Governments have very successfully shifted the blame for today’s housing affordability challenges away from their own housing policy failures and instead pointed the finger at property investors and the real estate agents that represent them. Politicians have very effectively shifted the narrative away from supporting private property investment to supply homes to the market whilst simultaneously blaming investors for spiralling rents and house prices. This is a remarkable achievement.
Like it or not, unsophisticated private investors – ordinary Australians – supply 27 percent of all homes in the nation to tenants. Government supply about 3 percent as social housing. Yet, in this time of greatest need, with supply of rental homes at severe lows, there are few housing policies that seeks to encourage the investor cohort into supplying more homes.
On the contrary; governments shun the idea of stamp duty reform, land taxes continue to rise and tenancy laws continue to swing in favour of tenants. Negative gearing and capital gains tax discounts are no longer sufficient incentives to encourage enough investors to buy. Appealing tax settings and returns in superannuation funds, commercial property and syndicated funds offer ‘mum and dad’ investors an alternative to direct residential property investment.
Prior to 2014, the volume of investors buying residential homes to add to the rental pool, ran at a higher rate than those selling rented homes.
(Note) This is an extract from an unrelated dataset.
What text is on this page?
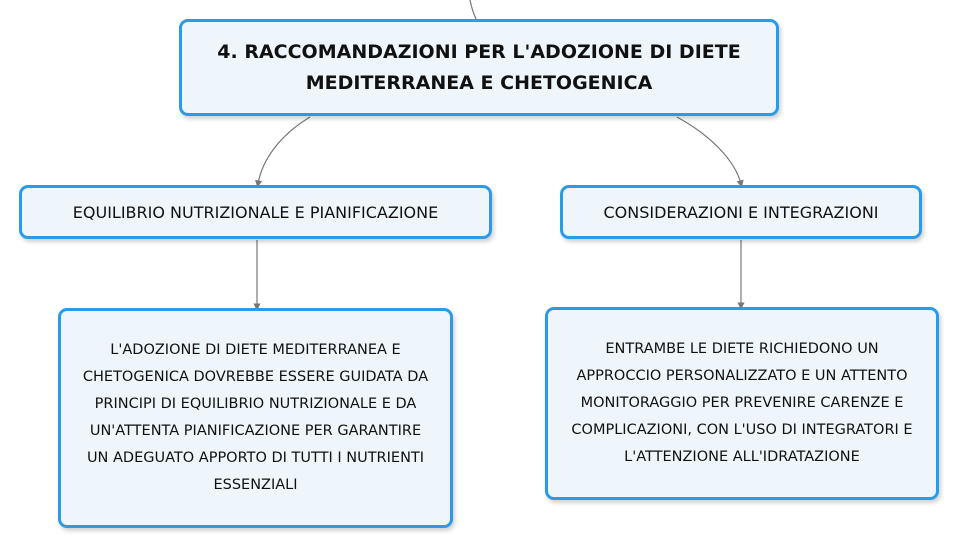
4. RACCOMANDAZIONI PER L'ADOZIONE DI DIETE MEDITERRANEA E CHETOGENICA
EQUILIBRIO NUTRIZIONALE E PIANIFICAZIONE	CONSIDERAZIONI E INTEGRAZIONI
L'ADOZIONE DI DIETE MEDITERRANEA E CHETOGENICA DOVREBBE ESSERE GUIDATA DA PRINCIPI DI EQUILIBRIO NUTRIZIONALE E DA UN'ATTENTA PIANIFICAZIONE PER GARANTIRE UN ADEGUATO APPORTO DI TUTTI I NUTRIENTI ESSENZIALI
ENTRAMBE LE DIETE RICHIEDONO UN APPROCCIO PERSONALIZZATO E UN ATTENTO MONITORAGGIO PER PREVENIRE CARENZE E COMPLICAZIONI, CON L'USO DI INTEGRATORI E L'ATTENZIONE ALL'IDRATAZIONE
Talk of changes to negative gearing tax laws from the then opposition, along with broader market factors, began to see this trend reverse. Nowadays, there are far more rental homes being sold than purchased.
In Victoria, thanks to rising land taxes and changes to tenancy laws, for every three tenanted properties sold, only one remains in the rental market. In WA, there are now 18,000 fewer tenancy bonds being held today by the Bond Administrator than in 2019. When investors are inactive in the market, it falls to government to provide the housing; something they have failed to do.
Put simply, governments – supported by the media and tenancy advocates – have been busily whacking investors, whilst simultaneously failing to provide enough rental housing for Australians as the only alternative to the private investor market. And, somehow, they’ve so far been able to get away with it.